Employer Checklist for Implementing Policy Changes Required by Bill 132 Effective September 2016

Ashley Lattal

By Ashley Latal

Significant changes to the Ontario Occupational Health and Safety Act come into effect on September 8, 2016 regarding workplace sexual harassment and workplace investigations.  The following is a checklist aimed at assisting employers in implementing the requisite changes pursuant to Bill 132.  

1.     Include a definition of “workplace sexual harassment” in policy. 

Workplace harassment under the OHSA will now include “workplace sexual harassment”, as defined in Bill 132. This language should be included in your harassment policy.

Employers may also want to consider adding that reasonable management or supervisory actions do not constitute workplace harassment, as that issue will now be specifically addressed in the OHSA.

2.     Set out complaint/investigation process where alleged harasser is supervisor/employer.

If your policy does not cover this issue already, you will need to determine appropriate reporting measures and procedures for situations in which the alleged harasser is a supervisor or employer. This ought to include to whom employees are to raise such complaints and the procedures for dealing with and investigating such complaints. If there is no appropriate internal person to handle such complaints, the investigation may need to be handled by an external investigator. 

Some organizations have policies that state that a supervisor is to investigate complaints.  An appropriate caveat should be added to such policies providing another avenue for investigation of complaints where the supervisor is the alleged wrongdoer.

3.     Set out necessary confidentiality provisions. 

Policies will now have to specifically address confidentiality around incidents and complaints of harassment.  Bill 132 requires that policies set out measures to ensure that “ information obtained about an incident or complaint of workplace harassment, including identifying information about any individuals involved: is not disclosed, unless necessary to an investigation or taking corrective action, or is required by law.

Those handling the complaints will need to understand the confidentiality restrictions, including what information may be disclosed and to whom it may be disclosed.

4.     Set out that the parties will be informed of the results and corrective action.

Employers need to now inform parties in writing as to the results of an investigation, as well as “any corrective action” resulting from the investigation.
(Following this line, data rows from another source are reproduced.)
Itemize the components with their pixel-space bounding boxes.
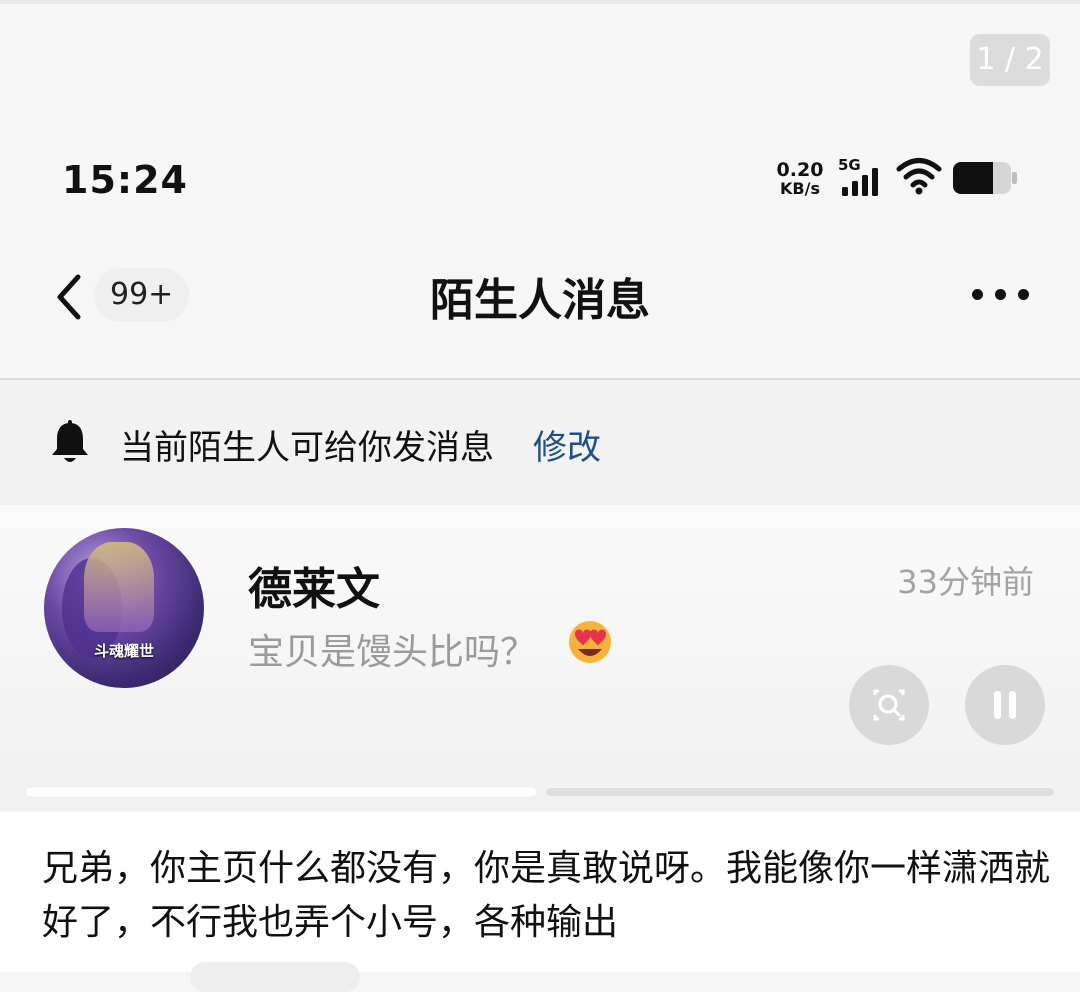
message-time: 33分钟前 — [897, 563, 1034, 601]
image-progress-indicator — [0, 788, 1080, 802]
image-search-icon[interactable] — [849, 665, 929, 745]
sender-name: 德莱文 — [248, 564, 380, 615]
modify-setting-link[interactable]: 修改 — [533, 420, 601, 469]
pause-icon[interactable] — [965, 665, 1045, 745]
unread-count-badge[interactable]: 99+ — [94, 268, 190, 322]
navigation-bar: 99+ 陌生人消息 — [0, 250, 1080, 340]
network-speed-value: 0.20 — [776, 159, 824, 181]
status-bar: 15:24 0.20 KB/s 5G — [0, 140, 1080, 220]
message-preview: 宝贝是馒头比吗？ — [248, 632, 537, 673]
notice-text: 当前陌生人可给你发消息 — [120, 428, 494, 468]
stranger-message-notice: 当前陌生人可给你发消息 修改 — [0, 380, 1080, 505]
network-speed: 0.20 KB/s — [774, 160, 826, 198]
conversation-item[interactable]: 斗魂耀世 德莱文 33分钟前 宝贝是馒头比吗？ — [0, 505, 1080, 810]
wifi-icon — [896, 158, 942, 195]
image-page-counter: 1 / 2 — [970, 34, 1050, 86]
bottom-chip — [190, 962, 360, 992]
status-clock: 15:24 — [62, 158, 188, 202]
more-dots-icon[interactable] — [966, 276, 1036, 312]
chevron-left-icon[interactable] — [50, 272, 86, 322]
heart-eyes-emoji-icon — [569, 621, 611, 663]
progress-segment-active — [26, 788, 536, 796]
avatar[interactable]: 斗魂耀世 — [44, 528, 204, 688]
post-caption: 兄弟，你主页什么都没有，你是真敢说呀。我能像你一样潇洒就好了，不行我也弄个小号，… — [0, 812, 1080, 992]
avatar-caption: 斗魂耀世 — [93, 642, 154, 660]
network-type-label: 5G — [838, 156, 861, 174]
top-edge — [0, 0, 1080, 4]
caption-text: 兄弟，你主页什么都没有，你是真敢说呀。我能像你一样潇洒就好了，不行我也弄个小号，… — [42, 848, 1051, 943]
page-title: 陌生人消息 — [430, 275, 650, 326]
bell-icon — [52, 420, 88, 462]
network-speed-unit: KB/s — [780, 179, 820, 198]
progress-segment-inactive — [546, 788, 1054, 796]
battery-icon — [953, 162, 1017, 194]
signal-icon: 5G — [838, 156, 878, 196]
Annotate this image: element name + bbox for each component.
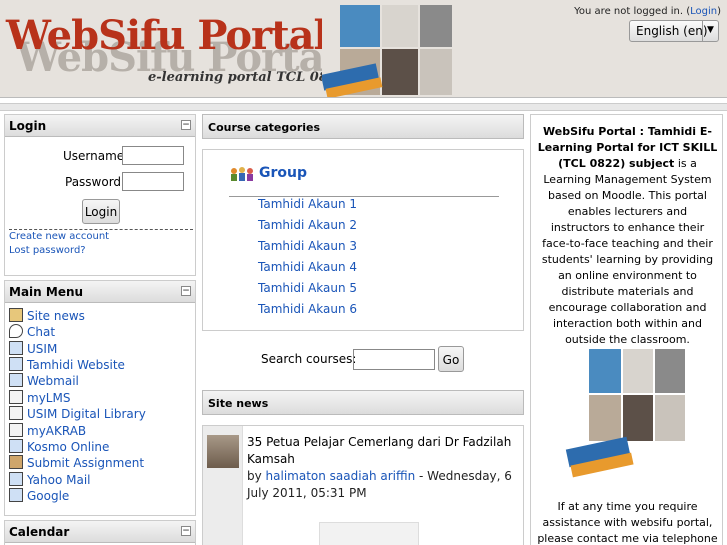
contact-text: If at any time you require assistance wi… bbox=[537, 500, 718, 545]
main-menu-block: Main Menu − Site news Chat USIM Tamhidi … bbox=[4, 280, 196, 516]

The extent of the information that must be disclosed is not clear from the language of the amendments.  However, in most circumstances, it will likely be unnecessary to disclose more than a summary of the findings (whether substantiated or not) and if corrective action will be taken.  Whether or not the precise corrective action to be taken is not spelled out in Bill 132.  However, for purposes of confidentiality and protecting ongoing relationships and reputations, in most circumstances it is likely best to disclose only the fact that corrective action will be taken without specifics.  This determination should be made in consultation with your legal counsel. 

5.     Consider requirement of “appropriate investigation”, possible MOL involvement, and where external investigator might be required. 

Portions of Bill 132 appear to be aimed at encouraging employers to take their obligation to investigate complaints more seriously.  It will be helpful for employers to reflect this in their policies.  The Ministry of Labour will have authority to order employers to retain external independent investigators.  Employers should consider utilizing external investigators in appropriate circumstances, including where there may be a perception of bias if an internal investigator were to be appointed (e.g., where more serious allegations are raised or where a manager or supervisor is accused of wrongdoing). 

A trained internal investigator who will be perceived as unbiased may also be appropriate in the right circumstances so long as they are unbiased (and will be perceived as unbiased) and are appropriately qualified and trained to conduct workplace investigations.   

6.     Conduct an annual review. 

Your harassment program must be reviewed annually. 

7.     Conduct training on updated policy.

To ensure management and employees are informed about the new changes, employers should provide training on their harassment program to all employees. 


  • Requisite changes to policies and procedures should be made soon and by no later than September 8, 2016.
  • It is not yet clear what the practical difference of “workplace sexual harassment” will be but inclusion of this additional definition may help to ensure more thorough investigations when considered with other changes.
  • Take care in selecting a qualified investigator—failure to do so may lead to MOL involvement, which may affect claims of legal privilege and generally reduce control over the investigation.
  • The more fair your process is, the more likely your investigation is to be useful---both in instilling confidence in employees and in withstanding scrutiny in litigation.